Former Bank of America CEO Ken Lewis is in a category all by himself. Following the Feb. 4 filing of civil fraud lawsuit by New York Attorney General Andrew Cuomo filed, Lewis became the highest ranking banking official to face charges of wrongdoing as part of the financial industry’s meltdown.

Cuomo’s lawsuit accuses Lewis, former Bank of America CFO Joe Price (who now runs the bank’s consumer banking division) and Bank of America itself of manipulating both investors and the government by not disclosing the full extent of massive financial losses occurring at Merrill Lynch before shareholders voted on the firm’s pending acquisition. The suit says Bank of America then used Merrill’s financial predicament to get additional bailout funds from the government.

“Ken Lewis is the poster child – or scapegoat – for the excesses of the past,” said Mark Williams, executive-in-residence at Boston University and a former bank examiner in a Feb. 5 article in Bloomberg. While Lewis didn’t push as deeply as some rivals into mortgage-backed securities, “he made bad strategic decisions” by overpaying for Merrill Lynch and subprime home lender Countrywide Financial Corp., Williams said.

According to Cuomo’s complaint, Bank of America was given advice by its own legal counsel, Timothy Mayopoulos – as well as outside counsel – as early as November to tell investors about the current and predicted financial losses of Merrill Lynch. Deloitte and Touche, Merrill’s auditing firm, also suggested disclosure, the complaint says.
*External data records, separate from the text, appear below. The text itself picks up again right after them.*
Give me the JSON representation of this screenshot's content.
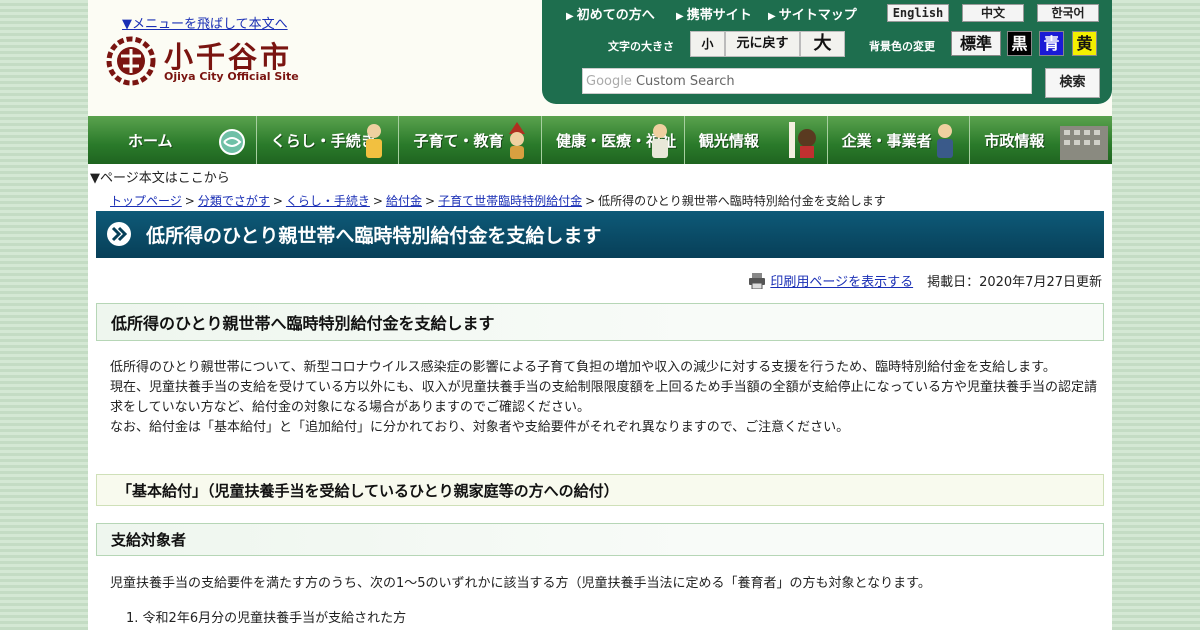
{
  "header": {
    "skip_link": "▼メニューを飛ばして本文へ",
    "logo_title": "小千谷市",
    "logo_sub": "Ojiya City Official Site"
  },
  "utility": {
    "links": [
      "初めての方へ",
      "携帯サイト",
      "サイトマップ"
    ],
    "languages": [
      "English",
      "中文",
      "한국어"
    ],
    "font_size_label": "文字の大きさ",
    "font_size_buttons": [
      "小",
      "元に戻す",
      "大"
    ],
    "bg_color_label": "背景色の変更",
    "color_buttons": [
      {
        "label": "標準",
        "bg": "#f4f4f4",
        "fg": "#111111"
      },
      {
        "label": "黒",
        "bg": "#000000",
        "fg": "#ffffff"
      },
      {
        "label": "青",
        "bg": "#1a1ad6",
        "fg": "#ffffff"
      },
      {
        "label": "黄",
        "bg": "#f4f000",
        "fg": "#111111"
      }
    ],
    "search_google": "Google",
    "search_placeholder": "Custom Search",
    "search_button": "検索"
  },
  "nav": [
    "ホーム",
    "くらし・手続き",
    "子育て・教育",
    "健康・医療・福祉",
    "観光情報",
    "企業・事業者",
    "市政情報"
  ],
  "content": {
    "content_start": "▼ページ本文はここから",
    "breadcrumb": [
      "トップページ",
      "分類でさがす",
      "くらし・手続き",
      "給付金",
      "子育て世帯臨時特例給付金"
    ],
    "breadcrumb_current": "低所得のひとり親世帯へ臨時特別給付金を支給します",
    "title": "低所得のひとり親世帯へ臨時特別給付金を支給します",
    "print_link": "印刷用ページを表示する",
    "posted_date": "掲載日：2020年7月27日更新",
    "heading1": "低所得のひとり親世帯へ臨時特別給付金を支給します",
    "intro_paragraphs": [
      "低所得のひとり親世帯について、新型コロナウイルス感染症の影響による子育て負担の増加や収入の減少に対する支援を行うため、臨時特別給付金を支給します。",
      "現在、児童扶養手当の支給を受けている方以外にも、収入が児童扶養手当の支給制限限度額を上回るため手当額の全額が支給停止になっている方や児童扶養手当の認定請求をしていない方など、給付金の対象になる場合がありますのでご確認ください。",
      "なお、給付金は「基本給付」と「追加給付」に分かれており、対象者や支給要件がそれぞれ異なりますので、ご注意ください。"
    ],
    "heading2": "「基本給付」（児童扶養手当を受給しているひとり親家庭等の方への給付）",
    "heading3": "支給対象者",
    "target_text": "児童扶養手当の支給要件を満たす方のうち、次の1～5のいずれかに該当する方（児童扶養手当法に定める「養育者」の方も対象となります。",
    "list_items": [
      "令和2年6月分の児童扶養手当が支給された方"
    ]
  }
}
“ . . . Bank management failed to disclose that by December 5, 2008, the day Bank of America shareholders voted to approve the merger with Merrill Lynch, Merrill had incurred actual pretax losses of more than $16 billion. Bank management also knew at this time that additional losses were forthcoming and that Merrill had become a shadow of the company Bank of America had described in its Proxy Statement and other public statements advocating the merger,” the complaint reads.
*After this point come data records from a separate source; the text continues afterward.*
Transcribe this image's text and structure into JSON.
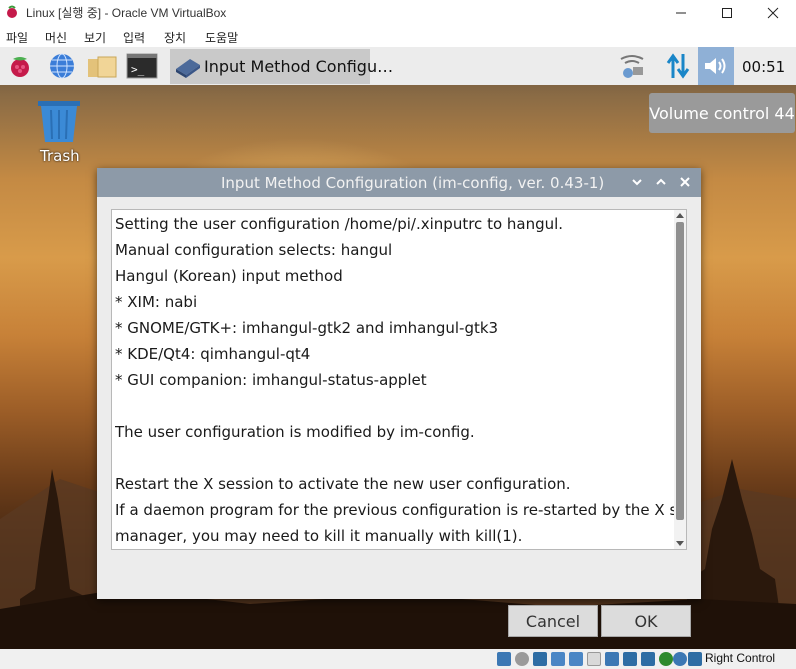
{
  "host_window": {
    "title": "Linux [실행 중] - Oracle VM VirtualBox",
    "menu": [
      "파일",
      "머신",
      "보기",
      "입력",
      "장치",
      "도움말"
    ]
  },
  "taskbar": {
    "launchers": [
      "raspberry-menu-icon",
      "web-browser-icon",
      "file-manager-icon",
      "terminal-icon"
    ],
    "task_label": "Input Method Configu…",
    "clock": "00:51"
  },
  "volume_tooltip": "Volume control 44",
  "desktop": {
    "trash_label": "Trash"
  },
  "dialog": {
    "title": "Input Method Configuration (im-config, ver. 0.43-1)",
    "lines": [
      "Setting the user configuration /home/pi/.xinputrc to hangul.",
      "Manual configuration selects: hangul",
      "Hangul (Korean) input method",
      " * XIM: nabi",
      " * GNOME/GTK+: imhangul-gtk2 and imhangul-gtk3",
      " * KDE/Qt4: qimhangul-qt4",
      " * GUI companion: imhangul-status-applet",
      "",
      "The user configuration is modified by im-config.",
      "",
      "Restart the X session to activate the new user configuration.",
      "If a daemon program for the previous configuration is re-started by the X session",
      "manager, you may need to kill it manually with kill(1)."
    ],
    "cancel_label": "Cancel",
    "ok_label": "OK"
  },
  "statusbar": {
    "right_control": "Right Control"
  }
}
Corporate Treasurer Jeffrey Brown also “urged Price to make a disclosure to no avail,” according to the complaint. “When Price dismissed the Treasurer’s advice, the Treasurer warned, ‘I didn’t want to be talking [about Merrill’s losses] through a glass wall over a telephone.’ ”

“Astonishingly, Price seemed to have forgotten this dramatic exchange,” according to the lawsuit.

Lewis also was aware of the disclosure issues, because Price updated him on disclosure and loss issues.

More of what Lewis did or didn’t know will likely come to light in the coming days and weeks ahead. In the meantime, however, the opening summary of Cuomo’s lawsuit may sum up the situation best: “Throughout this episode, the conduct of Bank of America, through its top management, was motivated by self-interest, greed, hubris, and a palpable sense that the normal rules of fair play did not apply to them. Bank of America’s management thought of itself as too big to play by the rules and, just as disturbingly, too big to tell the truth.”